Considerations in Devising a Synthesis • For example, in the reaction: CH3CH2Cl + OH- CH3CH2OH + Cl- • You would expect 6.45g of chloroethane to produce 4.60g of ethanol if all the chloroethane was converted to ethanol. • If only 2.30g of ethanol was obtained, then the yield would be 50%. • Where there are a number of intermediate steps involved in a synthesis, the yield for each step must be taken into account. • A low yield in one of the intermediate reactions can have a dramatic effect on the overall yield.
Worked Example • In a particular synthesis, the yield of AB is 80% and the yield of BC is 70%. Calculate the overall percentage yield for the preparation of C from A. When A reacts to form B, only 80% or 80/100 of the theoretical mass of B is formed. Then, when B forms C, only 70% of 70/100 of C is formed. Hence the overall yield of C = (80/100) x (70/100) x 100% = 56%
Fractional Distillation • Is a technique used to separate liquids that have different boiling points. • It is commonly used in the lab to separate volatile liquids from a reaction mixture. • Industrial applications of fractional distillation include: • Separation of the fraction from crude oil • Production of oxygen and nitrogen by fractional distillation of air • Extraction of ethanol in the fermentation of sugar
Fractional Distillation • The principle on which fractional distillation is based is that if a mixture of volatile liquids is heated, the vapour contains a higher concentration of the lower boiling point components. • In fractional distillation the components of a mixture of volatile liquids are separated by what can be considered to be a succession of simple distillations. • When the mixture of liquids is heated in the distillation flask, the vapours rise up the fractioning column. • These vapours contain a higher concentration of the more volatile component than the liquid in the distillation flask. • Eventually the vapours reach a height in the fractioning column where the temperature is low enough for condensation to occur. • As the condensed liquid trickles back down the column it is re-heated by vapours rising from the distillation flask.
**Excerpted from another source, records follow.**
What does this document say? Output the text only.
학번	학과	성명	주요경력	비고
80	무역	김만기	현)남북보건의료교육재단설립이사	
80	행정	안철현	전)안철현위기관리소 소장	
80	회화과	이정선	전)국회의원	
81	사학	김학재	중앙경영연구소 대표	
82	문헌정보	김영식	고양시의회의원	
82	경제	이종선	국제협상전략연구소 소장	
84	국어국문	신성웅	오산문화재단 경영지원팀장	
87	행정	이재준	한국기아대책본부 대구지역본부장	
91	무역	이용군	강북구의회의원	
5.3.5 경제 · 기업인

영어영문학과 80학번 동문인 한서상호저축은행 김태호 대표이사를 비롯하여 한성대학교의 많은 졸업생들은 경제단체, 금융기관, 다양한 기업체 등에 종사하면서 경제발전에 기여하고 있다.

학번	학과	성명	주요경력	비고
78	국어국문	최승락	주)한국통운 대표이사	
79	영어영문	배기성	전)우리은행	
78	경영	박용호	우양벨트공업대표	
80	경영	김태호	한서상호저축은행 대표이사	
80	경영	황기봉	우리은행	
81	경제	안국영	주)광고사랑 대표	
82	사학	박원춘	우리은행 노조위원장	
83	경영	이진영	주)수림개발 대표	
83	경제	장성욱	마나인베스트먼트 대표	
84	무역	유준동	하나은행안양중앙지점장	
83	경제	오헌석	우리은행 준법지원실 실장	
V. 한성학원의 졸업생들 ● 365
Fractional Distillation • As a result, some of the condensed liquid evaporates, and the resulting vapour has an even higher concentration of the low boiling point component. • This process is repeated many times throughout the length of the column, and the concentration of the more volatile substance in the vapour increases in each evaporation-condensation cycle. • At the same time, the concentration of the less volatile (higher boiling point) substances in the distillation flask will increase. • When the vapour reaches the top of the fractioning column it will ideally consist of only the more volatile component. • When the component reaches the top of the column the temperature remains stable. • The material that condenses over a small temperature range near the boiling point of the substance of interest is collected. • It is not always possible to achieve a complete separation.
Using Fractional Distillation • Pure ethyl ethanoate can be extracted from the reaction mixture by fractional distillation. • The reaction in the mixture is heated in the distillation flask. • The vapours rise up the fractioning column. • The temperature at the bottom of the column slowly increases until it stabilises at about 57 degrees, which is the boiling point of ethyl ethanoate. • The fraction condensing over a small range of temperatures, 55-59 degrees, near the boiling point of ethyl ethanoate is collected.